The difference in variation between maximum and minimum SBP and DBP was also found to be statistically significant between the groups. Mean difference for SBP in cases was 18 (±15.81) mmHg vs 9.04 (±3.08) mmHg in controls (p=0.001). Mean difference for DBP in cases was 15.16 (±7.86) mmHg versus 9.16 (±3.68) mmHg in controls (p=0.001).
On determining the odds ratio (OR), patients with raised SBP (≥120 mmHg) were 4.13 times more prone to develop CSCR than patients with normal SBP (<120 mmHg) and those with raised DBP (≥80 mmHg) were 3.27 times more prone to develop CSCR than patients with normal DBP (<80 mmHg).
Several systemic associations have also been reported earlier in patients with CSCR.1–3 The most widely accepted risk factors have been type A personality and stress.4 Tittl et al. in 1999 in their retrospective study identified psychopharmacological medication use, corticosteroid use and hypertension as factors associated with CSCR.1 Haimovici et al., in 2003, in their retrospective case control study found that previously described risk factors, systemic steroid use (OR 37.1 95 % confidence interval [CI] 6.2–221.8) and pregnancy (OR 7.1 95 % CI 1.0–50.7), were strongly associated with CSCR. Additional risk factors identified by this study included antibiotic use (OR 6.2 95 % CI 1.0–37.9), alcohol use (OR 4.9 95 % CI 1.5–16.3), untreated hypertension (OR 3.3 95 % CI 1.3–8.5), an allergic respiratory disease (OR 2.5 95 % CI 1.2–5.1).2
A limitation of these studies was that results were based on patient questionnaire data with no actual clinical evaluation of BP. Contrary to these reported publications, the observations in our study are based on measurement of BP over a 24-hour period in a prospective manner. Our results add further strength to the possible association between CSCR and systemic hypertension.
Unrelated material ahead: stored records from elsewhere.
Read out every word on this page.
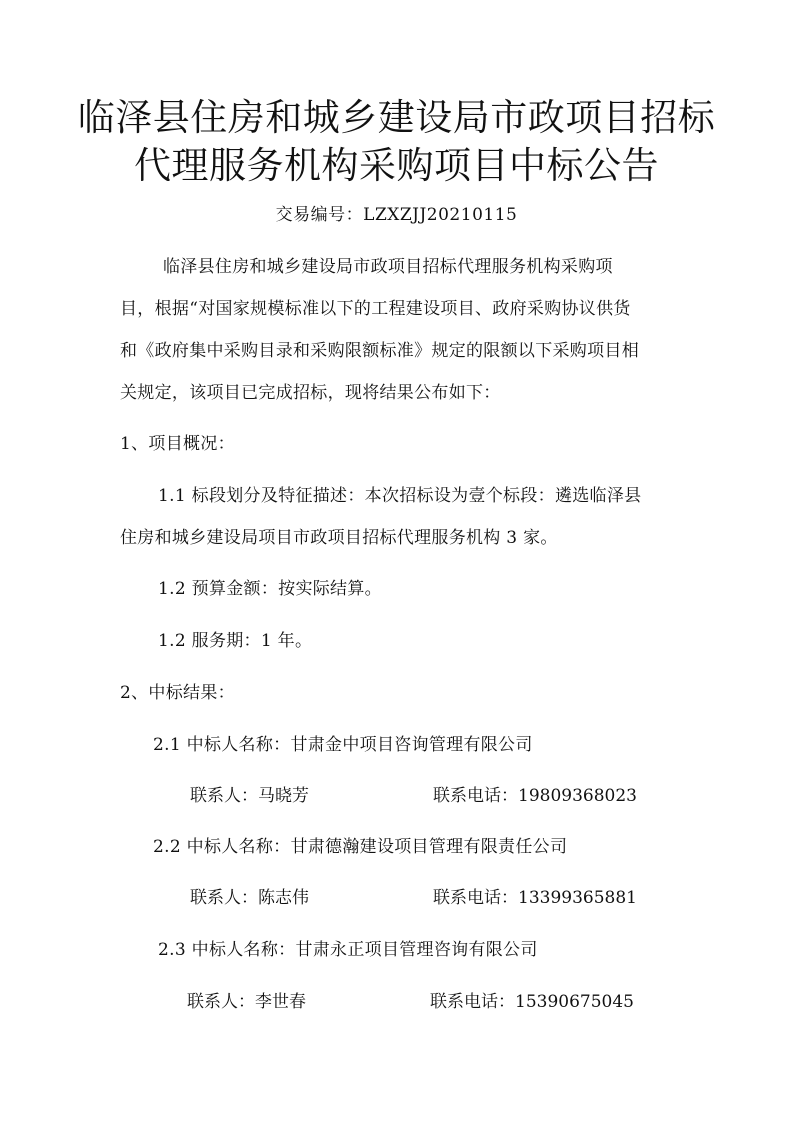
临泽县住房和城乡建设局市政项目招标
代理服务机构采购项目中标公告
交易编号：LZXZJJ20210115
临泽县住房和城乡建设局市政项目招标代理服务机构采购项
目，根据“对国家规模标准以下的工程建设项目、政府采购协议供货
和《政府集中采购目录和采购限额标准》规定的限额以下采购项目相
关规定，该项目已完成招标，现将结果公布如下：
1、项目概况：
1.1 标段划分及特征描述：本次招标设为壹个标段：遴选临泽县
住房和城乡建设局项目市政项目招标代理服务机构 3 家。
1.2 预算金额：按实际结算。
1.2 服务期：1 年。
2、中标结果：
2.1 中标人名称：甘肃金中项目咨询管理有限公司
联系人：马晓芳	联系电话：19809368023
2.2 中标人名称：甘肃德瀚建设项目管理有限责任公司
联系人：陈志伟	联系电话：13399365881
2.3 中标人名称：甘肃永正项目管理咨询有限公司
联系人：李世春	联系电话：15390675045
It is possible that the pathway for neurosensory detachment to occur in these patients is mediated by BP regulation instability. Being modifiable, stabilisation of BP towards lower levels may also aid in reducing the risk of recurrence, reported to occur in about 45 % of patients.5
Identification of elevated BP as a risk factor in patients with central serous retinopathy is important for another reason. Hypertension is the commonest cause for overall morbidity and mortality in the elderly population.6 Pre-hypertension is known to progress to higher grades of hypertension. This natural progression can be effectively retarded as BP is modifiable by early lifestyle and dietary interventions. An important limitation of this study was our inability to perform a 24–hour automated BP monitoring due to the high cost and lack of such facility at our institute.
The results of this study suggest that a statistically significant correlation exists between elevated BP, its diurnal variation and CSCR. To the best of our knowledge, this is the strongest evidence of the association reported to date. Hence, regular screening of patients with CSCR for hypertension may be useful follow up advice.